Alzheimer Hastalığının Erken Teşhisi İçin Yeni Kan Testi Geliştirildi
Alzheimer hastalığının ilk belirtilerini hafıza sorunları ortaya çıkmadan saptayabilecek bir kan testi Finlandiya’da geliştirildi. Ülke genelinde yürütülen araştırmaya göre, bu test sayesinde hastalığın risk altında olan bireylerde erken teşhis mümkün hale gelebilecek.
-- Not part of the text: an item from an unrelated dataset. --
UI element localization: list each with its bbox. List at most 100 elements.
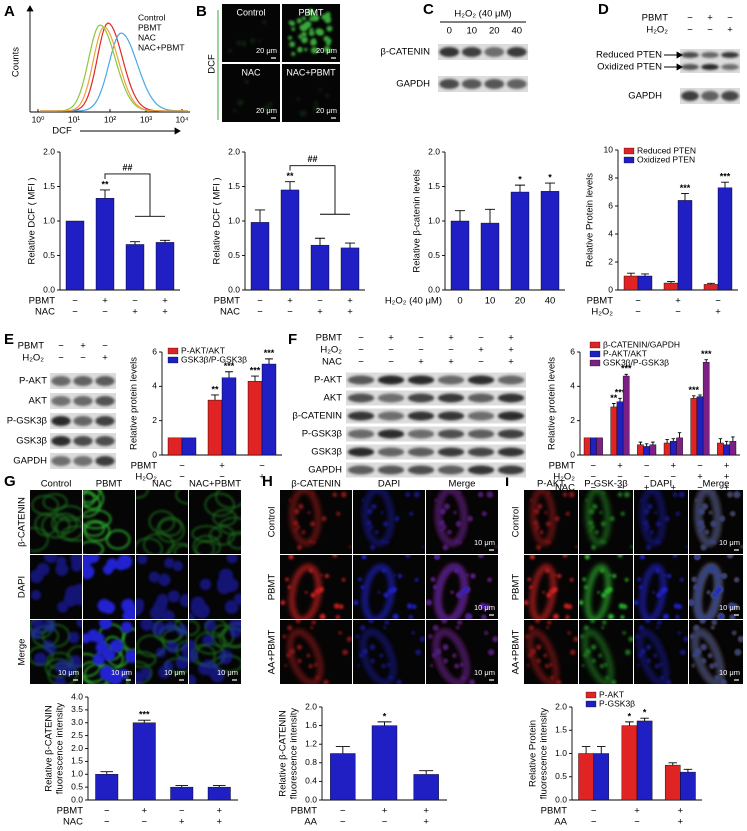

Biyobelirteçlerin Erken Tespiti
41 ila 56 yaşları arasındaki bireylerin kanında yapılan geniş çaplı bir araştırmada, Alzheimer ile ilişkilendirilen beyin biyobelirteçlerinin yüksek seviyede bulunduğu ortaya çıktı. Bu bulgu, hastalığa dair biyolojik değişikliklerin belirtiler ortaya çıkmadan önce başlayabileceğine işaret ediyor.
Kalıtımsal Riskler
Toplamda 2051 kişinin katıldığı çalışmada, orta yaşlı yetişkinler ve ebeveynlerinden oluşan bir grup incelendi. Turku Üniversitesi uzmanları tarafından yürütülen araştırma, saygın bilimsel dergi The Lancet Healthy Longevity’de yayımlandı. Araştırmacılar, biyobelirteç seviyelerinin kalıtsal olabileceğine dikkat çekti ve anneler ile çocukları arasında benzer örüntülerin olduğunu belirtti.
Alzheimer’a Yönelik Yeni Yaklaşım
Alzheimer hastalığına yönelik biyobelirteçlerin genellikle beyin görüntüleme veya beyin omurilik sıvısı örnekleriyle belirlendiğini hatırlatan Turku Üniversitesi Uygulamalı ve Önleyici Kardiyovasküler Tıp Araştırma Merkezi’nden araştırmacı Suvi Rovio, artık kan örnekleriyle de ölçülebildiğini belirtiyor. Ancak bu sistemin henüz klinik teşhis aracı olarak kullanıma hazır olmadığını vurguluyor.
Çalışmada ayrıca ileri yaş ve böbrek hastalığı gibi bazı faktörlerin, hafıza sorunları başlamadan önce dahi yüksek biyobelirteç seviyeleriyle bağlantılı olduğu da gözlemlendi.
Yeni Bulgular ve Önemli Bilgiler
Bilinen genetik risk faktörlerinden biri olan APOE ε4 genine sahip yaşlı bireylerde biyobelirteç düzeylerinin daha yüksek olduğu belirlendi. Ancak bu genin etkisinin 60 yaşın altındaki bireylerde henüz belli olmadığı vurgulandı. Araştırmacı Marja Heiskanen, bulguların beyin sağlığına dair önemli ipuçları sunduğunu ve erken dönemdeki değişimleri inceleyerek önemli bir boşluğu doldurduğunu ifade etti.